From the time when you make your Last Will and Testament to the time of your passing, life changes often happen that may change who should receive your property, who should administer your estate or who should act as guardian of your children.  Some common circumstances which may implicate the need for a change to your will include:

  1. One or More of Your Named Executors or Beneficiaries has Died: Under Ohio law, unless otherwise stated in your will, a bequest to a beneficiary who dies before you will go to that beneficiary’s descendants as provided under Ohio law.  This applies regardless of whether the beneficiary is related to you or not.  Thus, for example, if you make a bequest to a friend, and he or she dies before you, you may need to update your will if you would prefer that your deceased friend’s bequest go to someone other than your friend’s descendants. In addition, if a named executor passes away, you will need to appoint a new one.
  1. You Ended a Marriage: Under Ohio law, your divorce or other termination of marriage with your spouse automatically revokes any bequest to them.  In such a case, your spouse is treated as if he predeceased you.  Although this eliminates the chance that you will inadvertently leave your ex-spouse your property, you may want to make a new will to explicitly provide for a different loved one or friend to take in their place. You may also need to appoint a new executor of your estate to replace your spouse.

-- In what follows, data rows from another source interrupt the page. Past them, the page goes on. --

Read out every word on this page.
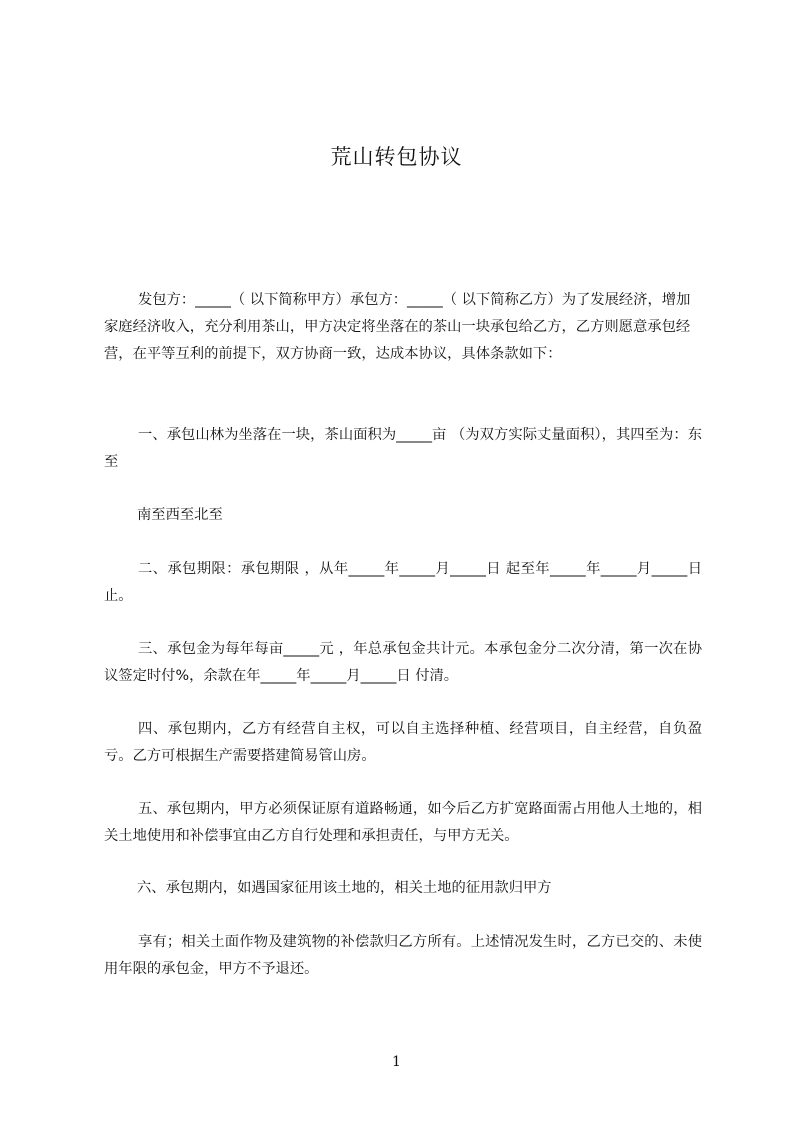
荒山转包协议

发包方：_____（ 以下简称甲方）承包方：_____（ 以下简称乙方）为了发展经济，增加家庭经济收入，充分利用茶山，甲方决定将坐落在的茶山一块承包给乙方，乙方则愿意承包经营，在平等互利的前提下，双方协商一致，达成本协议，具体条款如下：

一、承包山林为坐落在一块，茶山面积为_____亩 （为双方实际丈量面积），其四至为：东至

南至西至北至

二、承包期限：承包期限 ，从年_____年_____月_____日 起至年_____年_____月_____日 止。

三、承包金为每年每亩_____元 ，年总承包金共计元。本承包金分二次分清，第一次在协议签定时付%，余款在年_____年_____月_____日 付清。

四、承包期内，乙方有经营自主权，可以自主选择种植、经营项目，自主经营，自负盈亏。乙方可根据生产需要搭建简易管山房。

五、承包期内，甲方必须保证原有道路畅通，如今后乙方扩宽路面需占用他人土地的，相关土地使用和补偿事宜由乙方自行处理和承担责任，与甲方无关。

六、承包期内，如遇国家征用该土地的，相关土地的征用款归甲方

享有；相关土面作物及建筑物的补偿款归乙方所有。上述情况发生时，乙方已交的、未使用年限的承包金，甲方不予退还。

1
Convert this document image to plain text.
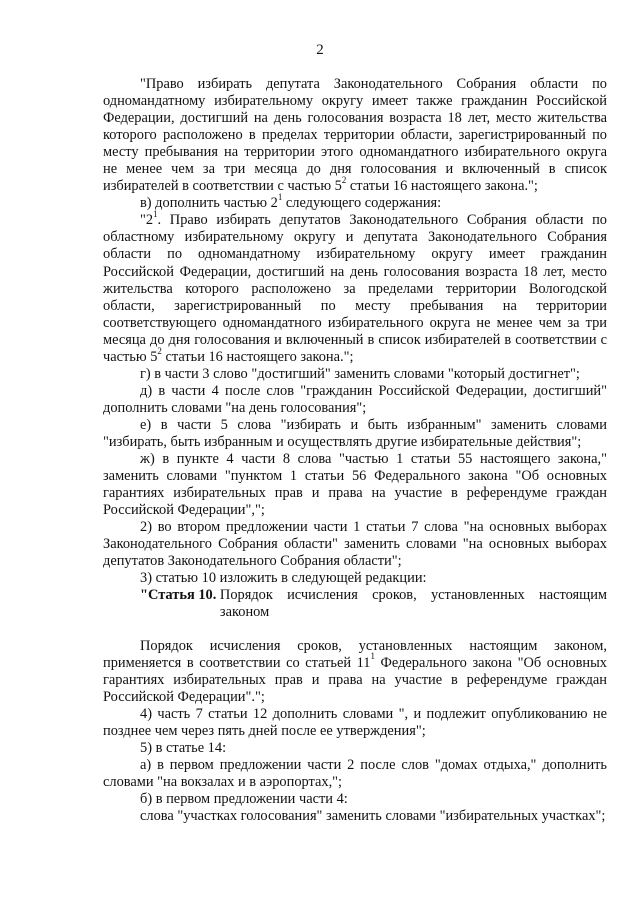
2

"Право избирать депутата Законодательного Собрания области по одномандатному избирательному округу имеет также гражданин Российской Федерации, достигший на день голосования возраста 18 лет, место жительства которого расположено в пределах территории области, зарегистрированный по месту пребывания на территории этого одномандатного избирательного округа не менее чем за три месяца до дня голосования и включенный в список избирателей в соответствии с частью $5^2$ статьи 16 настоящего закона.";

в) дополнить частью $2^1$ следующего содержания:

"$2^1$. Право избирать депутатов Законодательного Собрания области по областному избирательному округу и депутата Законодательного Собрания области по одномандатному избирательному округу имеет гражданин Российской Федерации, достигший на день голосования возраста 18 лет, место жительства которого расположено за пределами территории Вологодской области, зарегистрированный по месту пребывания на территории соответствующего одномандатного избирательного округа не менее чем за три месяца до дня голосования и включенный в список избирателей в соответствии с частью $5^2$ статьи 16 настоящего закона.";

г) в части 3 слово "достигший" заменить словами "который достигнет";

д) в части 4 после слов "гражданин Российской Федерации, достигший" дополнить словами "на день голосования";

е) в части 5 слова "избирать и быть избранным" заменить словами "избирать, быть избранным и осуществлять другие избирательные действия";

ж) в пункте 4 части 8 слова "частью 1 статьи 55 настоящего закона," заменить словами "пунктом 1 статьи 56 Федерального закона "Об основных гарантиях избирательных прав и права на участие в референдуме граждан Российской Федерации",";

2) во втором предложении части 1 статьи 7 слова "на основных выборах Законодательного Собрания области" заменить словами "на основных выборах депутатов Законодательного Собрания области";

3) статью 10 изложить в следующей редакции:

"Статья 10.
Порядок исчисления сроков, установленных настоящим законом

Порядок исчисления сроков, установленных настоящим законом, применяется в соответствии со статьей $11^1$ Федерального закона "Об основных гарантиях избирательных прав и права на участие в референдуме граждан Российской Федерации".";

4) часть 7 статьи 12 дополнить словами ", и подлежит опубликованию не позднее чем через пять дней после ее утверждения";

5) в статье 14:

а) в первом предложении части 2 после слов "домах отдыха," дополнить словами "на вокзалах и в аэропортах,";

б) в первом предложении части 4:

слова "участках голосования" заменить словами "избирательных участках";
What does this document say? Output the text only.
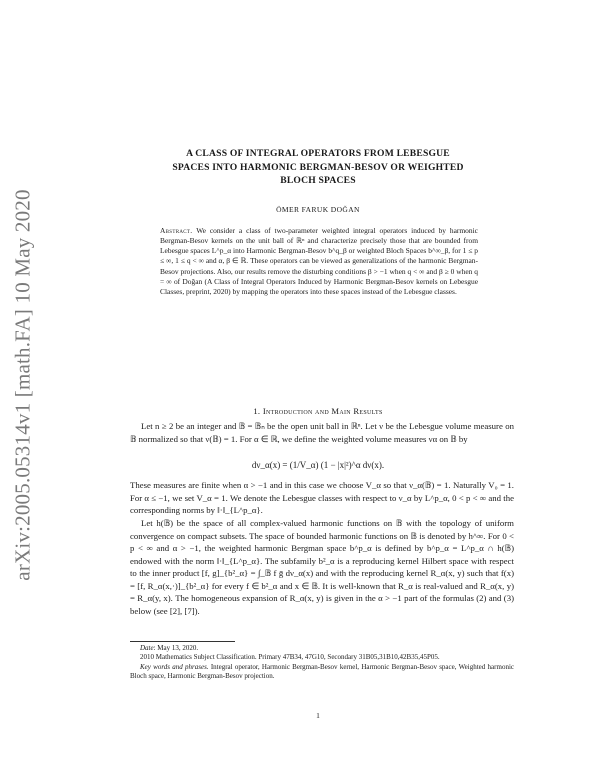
arXiv:2005.05314v1 [math.FA] 10 May 2020
A CLASS OF INTEGRAL OPERATORS FROM LEBESGUE
SPACES INTO HARMONIC BERGMAN-BESOV OR WEIGHTED
BLOCH SPACES
ÖMER FARUK DOĞAN
Abstract. We consider a class of two-parameter weighted integral operators induced by harmonic Bergman-Besov kernels on the unit ball of ℝⁿ and characterize precisely those that are bounded from Lebesgue spaces L^p_α into Harmonic Bergman-Besov b^q_β or weighted Bloch Spaces b^∞_β, for 1 ≤ p ≤ ∞, 1 ≤ q < ∞ and α, β ∈ ℝ. These operators can be viewed as generalizations of the harmonic Bergman-Besov projections. Also, our results remove the disturbing conditions β > −1 when q < ∞ and β ≥ 0 when q = ∞ of Doğan (A Class of Integral Operators Induced by Harmonic Bergman-Besov kernels on Lebesgue Classes, preprint, 2020) by mapping the operators into these spaces instead of the Lebesgue classes.
1. Introduction and Main Results
Let n ≥ 2 be an integer and 𝔹 = 𝔹ₙ be the open unit ball in ℝⁿ. Let ν be the Lebesgue volume measure on 𝔹 normalized so that ν(𝔹) = 1. For α ∈ ℝ, we define the weighted volume measures να on 𝔹 by
dν_α(x) = (1/V_α) (1 − |x|²)^α dν(x).
These measures are finite when α > −1 and in this case we choose V_α so that ν_α(𝔹) = 1. Naturally V₀ = 1. For α ≤ −1, we set V_α = 1. We denote the Lebesgue classes with respect to ν_α by L^p_α, 0 < p < ∞ and the corresponding norms by ‖·‖_{L^p_α}.
Let h(𝔹) be the space of all complex-valued harmonic functions on 𝔹 with the topology of uniform convergence on compact subsets. The space of bounded harmonic functions on 𝔹 is denoted by h^∞. For 0 < p < ∞ and α > −1, the weighted harmonic Bergman space b^p_α is defined by b^p_α = L^p_α ∩ h(𝔹) endowed with the norm ‖·‖_{L^p_α}. The subfamily b²_α is a reproducing kernel Hilbert space with respect to the inner product [f, g]_{b²_α} = ∫_𝔹 f ḡ dν_α(x) and with the reproducing kernel R_α(x, y) such that f(x) = [f, R_α(x,·)]_{b²_α} for every f ∈ b²_α and x ∈ 𝔹. It is well-known that R_α is real-valued and R_α(x, y) = R_α(y, x). The homogeneous expansion of R_α(x, y) is given in the α > −1 part of the formulas (2) and (3) below (see [2], [7]).

Date: May 13, 2020.

2010 Mathematics Subject Classification. Primary 47B34, 47G10, Secondary 31B05,31B10,42B35,45P05.

Key words and phrases. Integral operator, Harmonic Bergman-Besov kernel, Harmonic Bergman-Besov space, Weighted harmonic Bloch space, Harmonic Bergman-Besov projection.

1
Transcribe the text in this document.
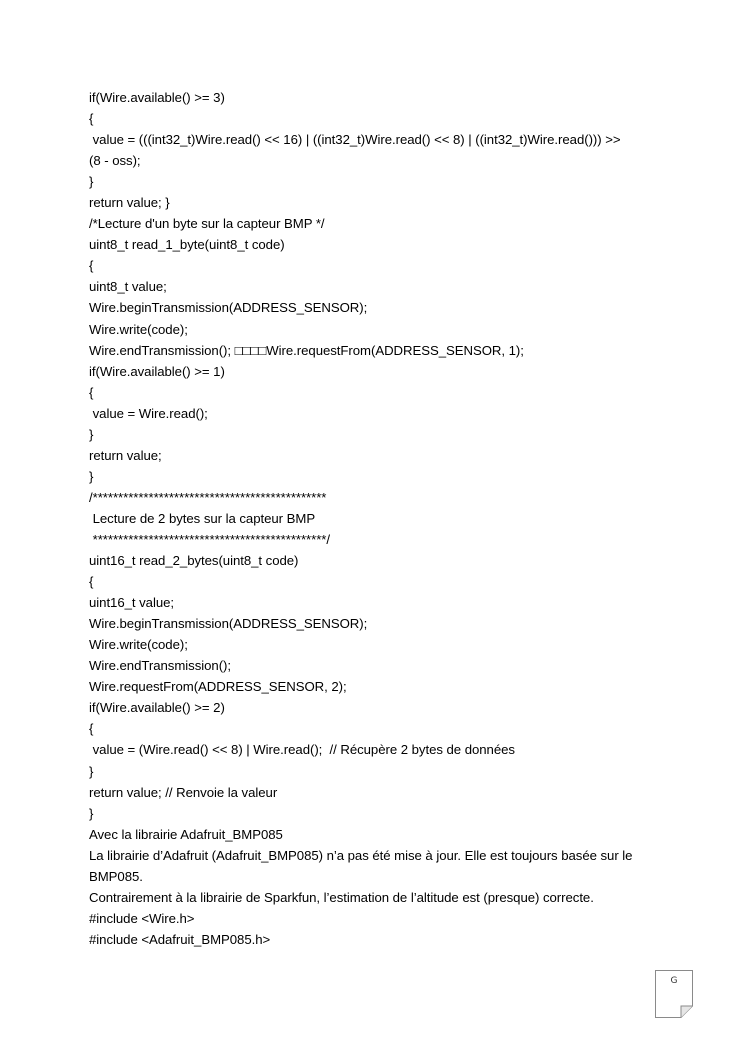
if(Wire.available() >= 3)
{
value = (((int32_t)Wire.read() << 16) | ((int32_t)Wire.read() << 8) | ((int32_t)Wire.read())) >>
(8 - oss);
}
return value; }
/*Lecture d'un byte sur la capteur BMP */
uint8_t read_1_byte(uint8_t code)
{
uint8_t value;
Wire.beginTransmission(ADDRESS_SENSOR);
Wire.write(code);
Wire.endTransmission(); □□□□Wire.requestFrom(ADDRESS_SENSOR, 1);
if(Wire.available() >= 1)
{
value = Wire.read();
}
return value;
}
/**********************************************
Lecture de 2 bytes sur la capteur BMP
**********************************************/
uint16_t read_2_bytes(uint8_t code)
{
uint16_t value;
Wire.beginTransmission(ADDRESS_SENSOR);
Wire.write(code);
Wire.endTransmission();
Wire.requestFrom(ADDRESS_SENSOR, 2);
if(Wire.available() >= 2)
{
value = (Wire.read() << 8) | Wire.read();  // Récupère 2 bytes de données
}
return value; // Renvoie la valeur
}
Avec la librairie Adafruit_BMP085
La librairie d’Adafruit (Adafruit_BMP085) n’a pas été mise à jour. Elle est toujours basée sur le
BMP085.
Contrairement à la librairie de Sparkfun, l’estimation de l’altitude est (presque) correcte.
#include <Wire.h>
#include <Adafruit_BMP085.h>
G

  1. You Had a Child or Your Children Have Grown Up: When you have a child, you need to make the important decision of who would act as his guardian should something happen to you. You may also wish to change who would receive your property upon your death and possibly establish a trust or name a custodian for your child’s inheritance.  When children are grown, you may wish to eliminate provisions regarding a trust or guardianship for your children. You may also wish to appoint your children as executors of your estate.
  1. Your Guardianship Wishes Have Changed: Perhaps the guardian you named for your children has had a change in life situation, ie. divorce, relocation or financial, and is no longer a good candidate. Perhaps you now have a better candidate available for appointment.
  1. Your Property Has Changed: The acquisition of new probate property or change in value could impact your bequests. If, for example, you provided for a specific sum of money to go to grandchildren and the remainder to your children and your estate has dropped in value, you might want to reapportion your bequests. You may also want to provide for additional property you have acquired.
  1. You Moved to a Different State: A move to a different state will likely change the items in your estate, such as your house or other domicile.  Additionally, different states have different laws regarding wills, inheritance, taxes, and other aspects of the probate process.  You should revisit your estate plan to ensure that the laws of your new home state will not affect the disposition of your estate in unintended ways.
  1. Changes in the Law: A new court opinion, or a new law enacted by Congress or your state’s legislature could have substantial consequences on your estate plan.  It is a good idea to stay abreast of these developments, and to consult your estate planner regularly.